“Space we can recover, lost time never,” was one of the famous maxims of Napoleon Bonaparte that could easily apply in the technology business world today. Timing is everything to the introduction of a product. Technology companies are the experimentalists of the business world – after spending millions developing a product, it is still hit and miss as to whether that product will achieve widespread adoption.
One of the most remembered technology flops of recent times was the introduction of WAP by the various mobile operators and handset manufacturers in the late 1990s. Ironically, the much-maligned WAP technology is currently the driving force behind most GPRS and 3G applications.

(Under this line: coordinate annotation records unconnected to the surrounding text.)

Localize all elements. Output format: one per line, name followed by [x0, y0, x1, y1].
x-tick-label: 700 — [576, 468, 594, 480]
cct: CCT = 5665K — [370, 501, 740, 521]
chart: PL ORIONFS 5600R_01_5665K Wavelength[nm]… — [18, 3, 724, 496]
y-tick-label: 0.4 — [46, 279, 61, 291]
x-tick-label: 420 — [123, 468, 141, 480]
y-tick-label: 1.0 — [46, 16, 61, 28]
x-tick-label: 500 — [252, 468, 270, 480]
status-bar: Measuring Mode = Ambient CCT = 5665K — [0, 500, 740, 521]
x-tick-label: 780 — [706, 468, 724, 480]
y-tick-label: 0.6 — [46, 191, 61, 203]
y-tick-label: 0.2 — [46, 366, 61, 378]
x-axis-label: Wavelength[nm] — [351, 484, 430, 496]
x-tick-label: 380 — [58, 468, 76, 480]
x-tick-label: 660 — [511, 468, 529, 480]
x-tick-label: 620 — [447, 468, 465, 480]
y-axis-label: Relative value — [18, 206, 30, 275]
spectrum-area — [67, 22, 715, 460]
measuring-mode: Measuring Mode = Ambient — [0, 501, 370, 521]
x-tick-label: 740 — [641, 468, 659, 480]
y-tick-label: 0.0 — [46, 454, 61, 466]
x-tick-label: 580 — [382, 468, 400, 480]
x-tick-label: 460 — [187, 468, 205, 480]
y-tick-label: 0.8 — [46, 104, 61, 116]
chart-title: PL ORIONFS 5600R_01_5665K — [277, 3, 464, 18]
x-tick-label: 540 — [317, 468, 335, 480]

Voice-over-IP (VoIP), or voice calling over the internet for rates cheaper than traditional landlines, ironically falls into the category of technologies that get rudely hyped before their time. Only with the advent of DSL connectivity to the home, affording Irish users broadband connectivity of at least 500Kbps in the past year, has VoIP become a credible business and consumer opportunity. Various operators including VoIP Ireland, Smart Telecom and Ryanair Telecom are preparing serious packages for the Irish consumer this year.
Another myth of the Irish technology scene is that Microsoft – when it was developing games in Dublin for the Xbox – could not find any broadband in the country to test its games. Irish gamers to date are most likely a large minority in the burgeoning networked games arena. The advent of DSL should hopefully change that.
That’s why the Plantronics DSP-400 DSP (digital signalling processing) headset is very much a product of its time. The product is ideal for a variety of technology users. As VoIP services become more prevalent in this country in tandem with the rollout of broadband, the headset is ideal for making calls through your PC. The DSP technology guarantees crystal-clear audio sound.
The headset will also appeal to the small, yet swiftly growing, networked gaming community in Ireland who would probably enjoy nothing more than sharing a joke with a fellow gamer on the other side of the world while simultaneously blasting them out of the sky as part of a fighter pilot game like IL-2 Sturmovik on the PC or Crimson Skies.
The headset comes with its own easy-to-use software that allows users to manage the settings of the headset for both speakers and voice settings. Music lovers will appreciate that the headset has presets for classical music, rock, R&B and jazz, whilst a specific game setting will suit networked gamers. A specific voice setting will cater for individuals planning to make VoIP calls.
As part of the €109.99 (incl. Vat) package, users get a free connection to VoIP provider Skype, which gives them 120 minutes of free international calls to landlines in more than 20 countries.
The device plugs neatly into the USB port on a PC and – because it is foldable – it will appeal to business people on the move with laptops who may intend to use the device for international calls or to while away the time in an airport playing multimedia games.
The Plantronics DSP-400 DSP can be found in most good computer stores, including CompuStore and various Sony shops.